Esther whispered, “That isn't him . . . is it? Who is it?”

THE BOY HAD
committed an evil act, yes, but more reprehensibly he'd lied to his father.
He'd lied to Abraham Licht.

He hid his distress. That kick of his heart. Murderous rage.

Yet: it could not be rage. For Harwood with all his imperfections was a Licht, unmistakably; flesh, blood and bones; though his elder sons' mother had betrayed Abraham Licht long ago and he would never forgive her, yet Abraham Licht loved them as much as he loved the others.
For that is my vow.

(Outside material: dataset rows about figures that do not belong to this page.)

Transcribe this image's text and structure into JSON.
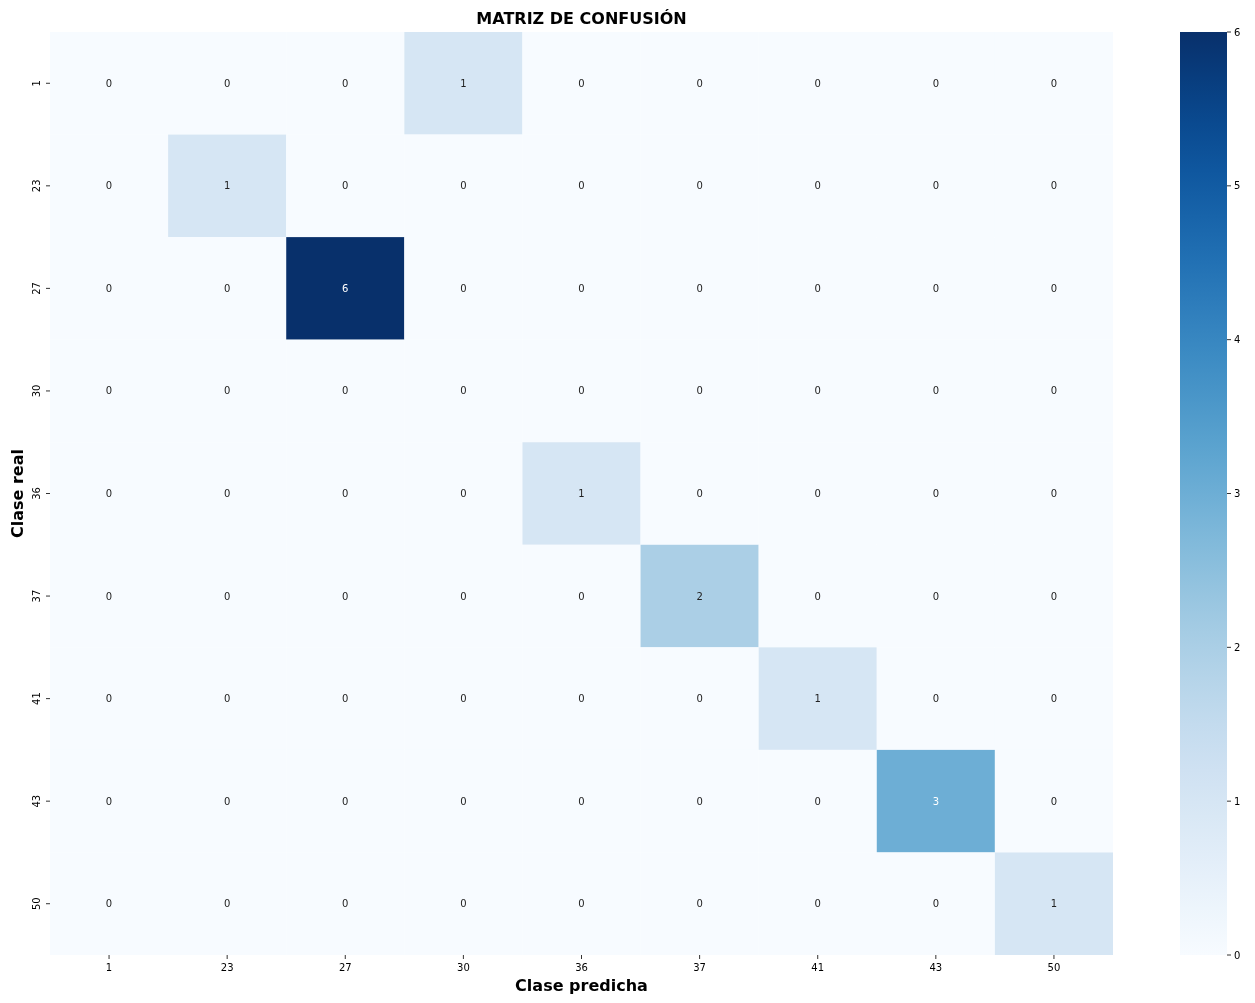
{
  "chart_data": {
    "type": "heatmap",
    "title": "MATRIZ DE CONFUSIÓN",
    "xlabel": "Clase predicha",
    "ylabel": "Clase real",
    "categories": [
      "1",
      "23",
      "27",
      "30",
      "36",
      "37",
      "41",
      "43",
      "50"
    ],
    "y_categories": [
      "1",
      "23",
      "27",
      "30",
      "36",
      "37",
      "41",
      "43",
      "50"
    ],
    "cells": [
      [
        0,
        0,
        0,
        1,
        0,
        0,
        0,
        0,
        0
      ],
      [
        0,
        1,
        0,
        0,
        0,
        0,
        0,
        0,
        0
      ],
      [
        0,
        0,
        6,
        0,
        0,
        0,
        0,
        0,
        0
      ],
      [
        0,
        0,
        0,
        0,
        0,
        0,
        0,
        0,
        0
      ],
      [
        0,
        0,
        0,
        0,
        1,
        0,
        0,
        0,
        0
      ],
      [
        0,
        0,
        0,
        0,
        0,
        2,
        0,
        0,
        0
      ],
      [
        0,
        0,
        0,
        0,
        0,
        0,
        1,
        0,
        0
      ],
      [
        0,
        0,
        0,
        0,
        0,
        0,
        0,
        3,
        0
      ],
      [
        0,
        0,
        0,
        0,
        0,
        0,
        0,
        0,
        1
      ]
    ],
    "clim": [
      0,
      6
    ],
    "cticks": [
      0,
      1,
      2,
      3,
      4,
      5,
      6
    ],
    "data_labels": true
  }
}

As I am their father.

So next day when finally Harwood crawled from bed, still unshaven, unbathed, smelling rank as a horse, beset by spasms of nausea, but unable
to vomit, Abraham Licht called him into the room at the rear of the house that was Abraham Licht's “rectory”—his office and library, containing stacks of files, and boxes of documents and correspondence, and a three-foot safe with a combination dial. Bluntly he asked, “All right. What has happened between you and Thurston?”

Harwood said quickly, with a guilty duck of his head, “What—what d'you mean, Father? Has something happened—?”

“Tell me.”

Harwood, groggy from his stuporous sleep, steadied himself against a chair. His greasy hair fell in quills into his face and he brushed them back nervously. His puffy lips twitched in a kind of smile. “Did I say last night I saw Thurston?—because I don't guess I did. It was a mistake if I did. I mean—if I said I did.”

“Harwood. I've asked you if something has happened between you and Thurston.”

Harwood shook his head like a baffled dog.